Голос Максима пробился сквозь пелену шума в ушах. Я почувствовала его руку на своем локте — крепкую, поддерживающую. Мой сын. Моя единственная оставшаяся опора. В свои двадцать семь он был пугающе похож на отца: тот же тяжелый разлет бровей, те же жесткие складки у рта, которые появлялись, когда он был чем-то недоволен. Но сегодня он был сама забота.
— Да, — прошептала я, позволяя ему увести меня от могилы. — Да, идем.
Мы шли сквозь строй черных зонтов. Лица друзей, партнеров Виктора, дальних родственников проплывали мимо бледными пятнами. Кто-то касался моего плеча, кто-то шептал соболезнования, но я видела только спину сына, идущего впереди и прокладывающего мне путь к машине.
Черный внедорожник, блестящий от дождя, ждал у ворот кладбища. Максим открыл мне заднюю дверь, но тут же передумал.
— Садись вперед, мам. Тебе не стоит быть там одной, — сказал он мягко.
Я кивнула и опустилась на пассажирское сиденье. Салон пах дорогой кожей и едва уловимым парфюмом сына — сандал и цитрус. Этот запах всегда успокаивал меня, но сегодня от него почему-то закружилась голова.
Когда мы выехали с территории кладбища, я откинула голову назад и закрыла глаза. Поминки должны были проходить в ресторане в центре города. Я мысленно готовилась к этому испытанию: сотни рукопожатий, фальшивые улыбки, разговоры о том, каким великим человеком был Виктор, и шепотки за спиной о том, кому достанется его империя.
— Я не хочу в ресторан, — тихо сказала я.
— Я знаю, — тут же отозвался Максим. Его руки уверенно лежали на руле. — Поэтому мы туда не поедем.
Я открыла глаза и посмотрела на него с благодарностью.
— Но люди... Они будут ждать.
— Пусть ждут. Илья Сергеевич все уладит, он же был замом отца, справится с тостами. А тебе нужно отдохнуть. Я отвезу тебя в "Тихую Гавань".
"Тихая Гавань" — так мы называли наш загородный дом, стоявший на отшибе, у самого края старого лесничества. Виктор купил его пять лет назад, чтобы сбегать от городской суеты, но бывали мы там редко.

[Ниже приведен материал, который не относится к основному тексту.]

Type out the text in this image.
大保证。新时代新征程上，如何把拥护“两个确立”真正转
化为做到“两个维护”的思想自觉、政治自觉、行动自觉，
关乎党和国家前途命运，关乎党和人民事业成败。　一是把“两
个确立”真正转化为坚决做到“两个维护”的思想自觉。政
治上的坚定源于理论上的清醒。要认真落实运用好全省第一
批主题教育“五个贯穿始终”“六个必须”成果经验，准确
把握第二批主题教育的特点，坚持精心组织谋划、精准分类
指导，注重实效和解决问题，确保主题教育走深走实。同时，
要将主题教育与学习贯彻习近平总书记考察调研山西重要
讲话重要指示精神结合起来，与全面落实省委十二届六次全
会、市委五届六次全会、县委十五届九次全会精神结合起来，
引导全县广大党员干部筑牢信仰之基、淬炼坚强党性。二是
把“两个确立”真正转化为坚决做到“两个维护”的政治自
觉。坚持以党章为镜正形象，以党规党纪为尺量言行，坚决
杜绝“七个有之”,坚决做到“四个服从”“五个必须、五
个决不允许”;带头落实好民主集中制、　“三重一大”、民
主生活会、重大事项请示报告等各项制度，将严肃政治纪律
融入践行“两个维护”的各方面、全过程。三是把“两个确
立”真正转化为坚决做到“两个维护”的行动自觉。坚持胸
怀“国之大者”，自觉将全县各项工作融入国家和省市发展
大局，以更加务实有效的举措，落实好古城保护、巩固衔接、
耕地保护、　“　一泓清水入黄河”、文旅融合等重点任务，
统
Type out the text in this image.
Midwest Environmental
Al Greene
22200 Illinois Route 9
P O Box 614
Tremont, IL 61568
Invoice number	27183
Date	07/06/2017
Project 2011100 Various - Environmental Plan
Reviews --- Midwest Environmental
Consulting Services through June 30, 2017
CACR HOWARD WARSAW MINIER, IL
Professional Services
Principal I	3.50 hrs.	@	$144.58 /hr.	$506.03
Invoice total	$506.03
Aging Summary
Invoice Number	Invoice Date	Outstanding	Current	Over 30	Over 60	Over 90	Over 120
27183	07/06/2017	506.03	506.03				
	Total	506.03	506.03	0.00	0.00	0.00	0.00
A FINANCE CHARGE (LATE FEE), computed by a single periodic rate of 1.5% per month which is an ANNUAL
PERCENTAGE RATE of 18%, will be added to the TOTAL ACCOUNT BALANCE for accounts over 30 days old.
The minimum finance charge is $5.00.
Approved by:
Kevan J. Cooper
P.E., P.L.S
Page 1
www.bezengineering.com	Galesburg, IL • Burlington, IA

Идея оказаться в тишине, вдали от людей, показалась мне спасением.
— Спасибо, сынок, — я слабо улыбнулась и потянулась к его руке, лежащей на рычаге коробки передач. Он на секунду напрягся, но не отдернул руку. Его ладонь была холодной.
Мы ехали молча. Город остался позади, сменившись серыми коробками промзон, а затем и вовсе исчез, уступив место осенним полям. Дождь усиливался. Дворники метались по стеклу, словно в панике, пытаясь стереть потоки воды, но небо выливало все новые и новые порции.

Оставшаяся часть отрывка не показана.